長沙通訊》湘江有情,英雄有骨:找回一個青年知識分子的自己
在長沙地鐵車廂裏,廣播忽然響起那句熟悉又帶著地方溫度的旋律——「我的夢想我的城」。聲音在車廂內回蕩,我站在人群中,心頭微微一動。原本我只是這座城市的匆匆過客,這一刻卻忽然覺得,它並不急於向誰證明什麽,而更像是在低聲訴說著屬於自己的信念。
對於城市宣傳口號,我早已見慣不驚。不少城市的標語猶如魔咒般試圖抓住註意力,即使在今天,鋪天蓋地的宣傳仍常令人生出匪夷所思之感。但長沙的這句,卻讓我感到一絲難得的自然與親切。

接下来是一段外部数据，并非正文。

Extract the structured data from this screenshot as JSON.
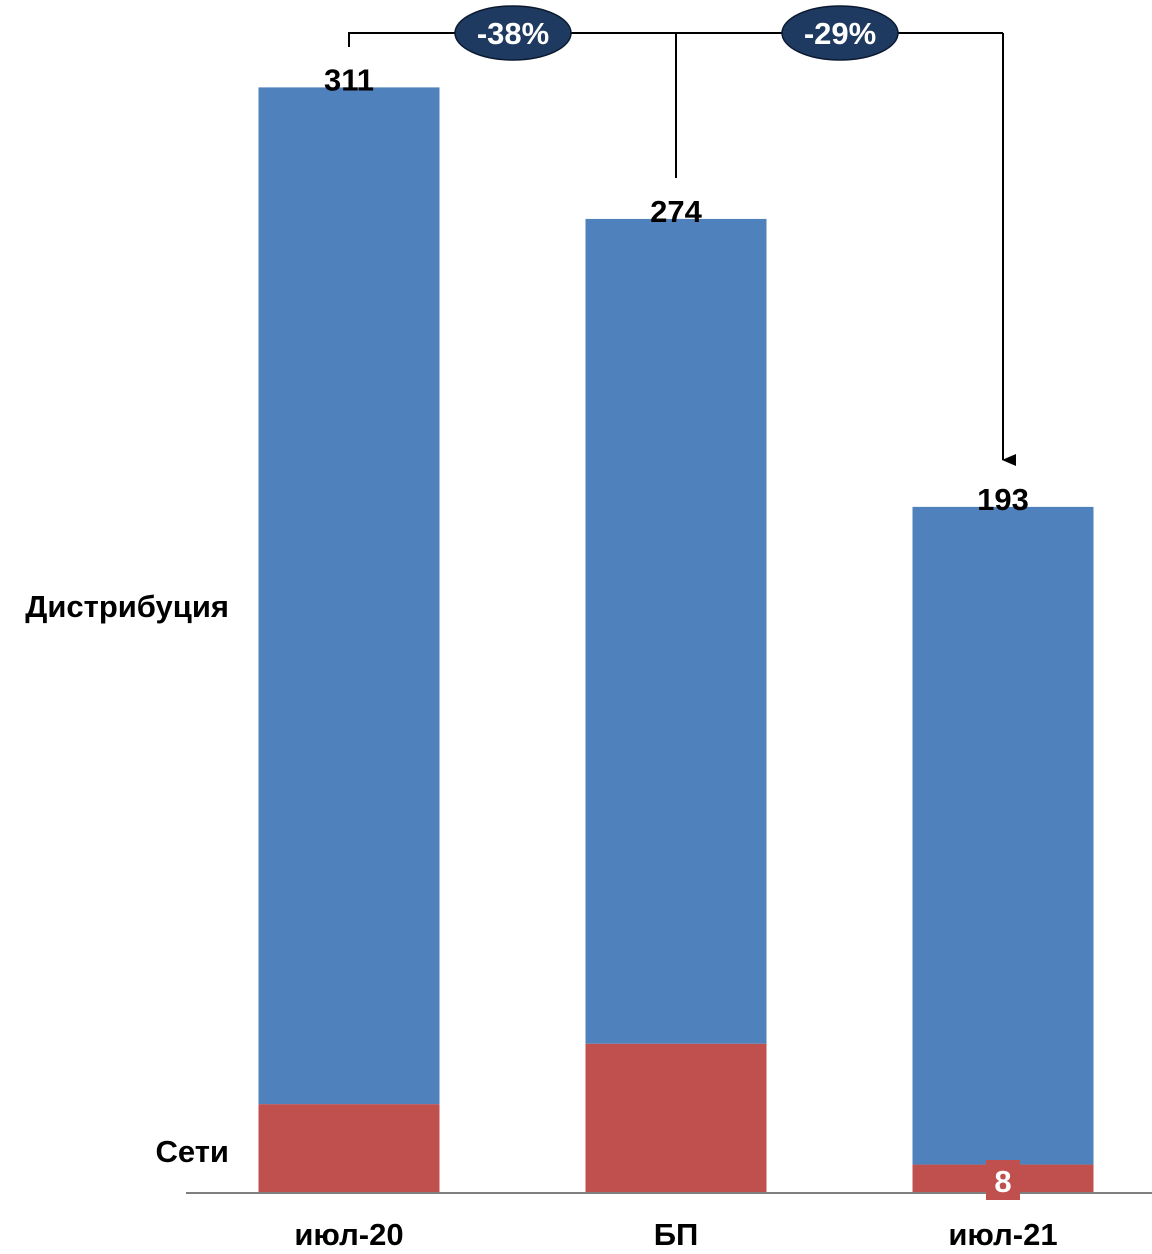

我與長沙的緣分,最早可追溯到八年前。那時我還是大二學生,和一位外國留學生相約利用假期一同遊歷中國,還拍成了一部小小的紀錄片(油管上或許能搜到,前幾天我無意中翻了出來,想看的朋友可以後臺私信我)。那時的我,對理想仍抱有單純的期待。然而隨著時間推移和種種不可抗力,曾經的許諾幾經改變,最終留下的,是對未來與世事的隱隱不安。
這一次,我是第二次專程來到長沙。友人帶我登上嶽麓山,那是我第一次真正走進山中——此前只在山腳的嶽麓書院匆匆一遊。傍晚時分,山道漸暗,林木森森,我卻毫無畏懼(若時間充裕,我真想多停留一會兒)。相反,一股浩然正氣仿佛從腳下的土地升起,將我輕輕環繞。友人笑著說,這裏埋著太多英魂。
我在中山紀念林前默立良久,又想起那些在抗戰中與日寇血戰於此的國軍將士。他們以血肉之軀築起長沙會戰的防線,讓「文夕大火」後的廢墟重新站起。那種不畏強暴、死守家國的精神,至今仍令後人肅然起敬。歷史照進現實之時,總有一些問題值得我們去反思。
夕陽余暉灑在嶽麓峰頂,我忽然明白,為什麽這座城市會被稱為「英雄長沙城,撒滿湘江情」。湘江水日夜奔流,帶走無數故事,卻留下了不滅的魂魄。從湖湘子弟「敢為天下先」的銳氣,到近代無數仁人誌士的犧牲與探索,這座城市從來不缺脊梁。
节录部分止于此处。